Met zijn troepen viel van Galen in mei 1672 Overijssel binnen, veroverde diverse steden, en droeg bij tot algemene wanhoop in de Nederlanden. "Het land was radeloos, redeloos, en reddeloos". In alle kerken werden de protestantse zaken (bijbels, e.d.) verwijderd en werd de katholieke eredienst hersteld. Daarna trok van Galen naar het noorden en veroverde Coevorden en vervolgens Assen, van waar de gedeputeerden naar de stad Groningen vluchtten. Op 12 augustus 1672 sloeg hij het beleg voor Groningen. Vanwege de beschieting met kannonen (van Galens specialiteit) werd de bisschop "Bommen Berend" genoemd. Een deel van zijn troepen trok naar het noord-westen tot voorbij Drachten in de richting van Leeuwarden, een ander deel naar het zuid-westen riching Heerenveen. In beide gevallen werden ze door friese militie tegen gehouden.
Zoals in die tijd normaal was, moest het binnengevallen leger door de lokale bevolking "verzorgd" worden. Dat hield in: voedsel leveren voor de soldaten en geld voor de commandanten om de soldij uit te betalen. Dat alles goedschiks of kwaadschiks. Meestal werd er ook geplunderd. Protesten werden met moord en verkrachting beantwoord. Hoeves en dorpen werden in brand gestoken. Drenthe,


"Oprecht verhaal hoedanigh de Stadt Groeningen.... 1672", gedeelte met de gebeurtenissen van 12 Augustus.
(Door Romeyn de Hooghe, Rijksmuseum; RP-P-OB-79.269)

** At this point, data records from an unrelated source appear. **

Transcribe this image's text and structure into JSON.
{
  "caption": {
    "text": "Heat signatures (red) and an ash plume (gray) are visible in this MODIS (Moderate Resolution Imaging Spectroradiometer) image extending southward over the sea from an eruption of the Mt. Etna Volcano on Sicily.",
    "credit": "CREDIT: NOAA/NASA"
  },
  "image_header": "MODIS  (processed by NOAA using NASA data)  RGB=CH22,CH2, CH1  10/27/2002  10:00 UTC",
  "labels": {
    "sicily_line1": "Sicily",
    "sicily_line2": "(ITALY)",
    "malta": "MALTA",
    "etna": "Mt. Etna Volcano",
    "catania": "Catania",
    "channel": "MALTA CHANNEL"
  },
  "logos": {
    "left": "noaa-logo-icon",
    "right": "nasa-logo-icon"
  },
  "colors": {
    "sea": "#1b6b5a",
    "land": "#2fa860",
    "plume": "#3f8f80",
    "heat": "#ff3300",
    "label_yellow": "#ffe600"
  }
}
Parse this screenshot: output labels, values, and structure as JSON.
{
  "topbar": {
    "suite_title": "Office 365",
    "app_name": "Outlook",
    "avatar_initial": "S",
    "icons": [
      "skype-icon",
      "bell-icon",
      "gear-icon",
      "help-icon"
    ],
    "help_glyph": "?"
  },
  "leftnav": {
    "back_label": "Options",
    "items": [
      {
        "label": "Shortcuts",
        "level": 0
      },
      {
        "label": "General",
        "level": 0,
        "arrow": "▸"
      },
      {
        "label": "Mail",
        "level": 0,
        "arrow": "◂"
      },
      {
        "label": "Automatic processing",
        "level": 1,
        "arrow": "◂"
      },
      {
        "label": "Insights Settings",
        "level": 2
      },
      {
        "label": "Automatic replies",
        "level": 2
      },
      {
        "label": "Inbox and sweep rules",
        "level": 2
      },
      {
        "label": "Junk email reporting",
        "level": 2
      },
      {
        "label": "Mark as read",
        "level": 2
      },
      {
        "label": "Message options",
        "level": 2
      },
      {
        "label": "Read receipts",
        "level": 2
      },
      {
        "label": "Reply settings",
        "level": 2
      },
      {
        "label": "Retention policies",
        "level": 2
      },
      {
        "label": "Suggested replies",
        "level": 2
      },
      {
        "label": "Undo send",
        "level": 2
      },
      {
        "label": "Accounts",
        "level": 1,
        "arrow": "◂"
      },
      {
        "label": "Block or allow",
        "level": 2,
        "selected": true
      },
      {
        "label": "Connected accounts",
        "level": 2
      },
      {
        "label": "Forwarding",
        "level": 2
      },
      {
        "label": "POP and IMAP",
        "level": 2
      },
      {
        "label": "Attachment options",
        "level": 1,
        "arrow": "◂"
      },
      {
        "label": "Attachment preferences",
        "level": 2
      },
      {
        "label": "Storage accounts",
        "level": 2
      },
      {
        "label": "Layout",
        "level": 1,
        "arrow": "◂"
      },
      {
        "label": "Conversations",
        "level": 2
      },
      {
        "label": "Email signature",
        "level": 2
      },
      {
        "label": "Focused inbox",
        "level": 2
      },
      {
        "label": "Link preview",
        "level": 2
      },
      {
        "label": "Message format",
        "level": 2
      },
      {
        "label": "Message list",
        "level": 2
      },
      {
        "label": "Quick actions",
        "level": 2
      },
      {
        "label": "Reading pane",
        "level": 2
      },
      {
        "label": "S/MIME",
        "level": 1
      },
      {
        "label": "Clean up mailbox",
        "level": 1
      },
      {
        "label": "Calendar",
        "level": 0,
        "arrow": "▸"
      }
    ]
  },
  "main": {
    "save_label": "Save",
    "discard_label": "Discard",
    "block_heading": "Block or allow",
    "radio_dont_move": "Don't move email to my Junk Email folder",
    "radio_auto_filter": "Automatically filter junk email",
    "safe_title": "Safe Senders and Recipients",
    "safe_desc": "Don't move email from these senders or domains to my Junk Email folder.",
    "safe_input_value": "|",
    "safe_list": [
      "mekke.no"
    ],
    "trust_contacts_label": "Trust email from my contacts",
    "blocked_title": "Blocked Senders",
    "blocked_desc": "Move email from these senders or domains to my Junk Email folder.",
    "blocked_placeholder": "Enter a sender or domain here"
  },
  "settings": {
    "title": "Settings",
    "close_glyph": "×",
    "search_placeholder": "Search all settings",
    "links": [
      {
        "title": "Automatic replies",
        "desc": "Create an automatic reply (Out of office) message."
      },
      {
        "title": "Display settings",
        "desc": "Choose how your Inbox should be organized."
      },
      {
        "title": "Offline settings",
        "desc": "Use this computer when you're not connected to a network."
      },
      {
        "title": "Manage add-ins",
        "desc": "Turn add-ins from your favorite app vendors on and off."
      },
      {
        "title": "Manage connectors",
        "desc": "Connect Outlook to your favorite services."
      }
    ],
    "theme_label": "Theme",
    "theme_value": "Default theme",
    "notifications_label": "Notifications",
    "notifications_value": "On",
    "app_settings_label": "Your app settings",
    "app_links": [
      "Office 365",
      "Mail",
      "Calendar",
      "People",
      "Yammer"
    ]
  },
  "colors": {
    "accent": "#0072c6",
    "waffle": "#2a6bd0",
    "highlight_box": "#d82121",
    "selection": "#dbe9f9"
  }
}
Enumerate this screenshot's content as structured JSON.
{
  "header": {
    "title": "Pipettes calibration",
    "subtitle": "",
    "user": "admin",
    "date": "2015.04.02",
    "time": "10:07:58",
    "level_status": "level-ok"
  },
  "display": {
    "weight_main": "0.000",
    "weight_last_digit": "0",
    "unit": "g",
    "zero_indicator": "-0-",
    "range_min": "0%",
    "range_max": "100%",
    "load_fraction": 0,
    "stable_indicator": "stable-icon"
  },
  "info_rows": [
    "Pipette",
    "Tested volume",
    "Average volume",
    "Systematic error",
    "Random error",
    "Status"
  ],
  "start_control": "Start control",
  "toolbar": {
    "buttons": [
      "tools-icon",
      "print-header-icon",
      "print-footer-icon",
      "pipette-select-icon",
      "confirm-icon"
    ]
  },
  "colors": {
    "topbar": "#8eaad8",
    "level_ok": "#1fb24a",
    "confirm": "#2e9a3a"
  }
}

een betrekkelijk arm gewest, had hier zwaar onder te lijden.
Op 28 augustus 1672 blies Bommen Berend het beleg van Groningen af, ook omdat troepen van de protestantse keurvorst van Pruissen de Republiek vanuit het oosten kwamen helpen, en trok terug naar het bisdom Münster. Dit alles gaf morele steun aan de rest van de Verenigde Nederlanden. Voor noord Nederland keerde de vrede weer en kon met het herstel een begin gemaakt worden.

Frerik E. en Aeltien W.
In oude akten komen hun namen voor:


Woonsteden in Peize met o.a. Ebbinge en Bavinge
(huisnummers van Arend Arends).


Frerik Ebbinge is Ette voor het Noordenveld 1669-1674 (rechter namens het Dingspel Noordenveld, zie ook Etstoel van Drenthe en Wikipedia Etstoel). Vermoedelijk is hij dat geworden als opvolger van zijn zwager Roelof Wolters, die in 1668 het laatst Ette is. De etstoel kwam vier keer per jaar bijeen, vanaf 1632 in het Provinciehuis in Assen.
1672: Frerik Ebbinge wordt vermeld in het Haardstedenregister van Peize in 1672 met 4 paarden, in 1691-1694 zijn weduwe. Hij woont mogelijk op de plaats waar in 1646 Jan Ebbinge woont en in 1742 Willem Tinge, die getrouwd is met Hillechien Bavinge, daarvoor getrouwd met Allert Ebbinge.
1677: Aaltien Wolters, weduwe Frerik Ebbinge wordt genoemd in de rekening van de Etstoel van 20-11-1677.
 [ Is hij omgekomen of als notabele vermoord in de oorlog van Juli-Augustus 1672? Zie boven. ] 
In 1684 eist Aaltien Wolters, weduwe Frerick Ebbinge 7 ducatons van Frerick Luinge, die de moeder van de eiser zou hebben geleend aan de moeder van de verweerder.
Op 18-10-1707 wordt Aaltien Ebbinge begraven, in het bekken 11 gld. 3 st. 12 p.
Op 27-11-1707 betaalt Aldert Ebbinge voor het laken over zijn moeder Altien Ebbinge.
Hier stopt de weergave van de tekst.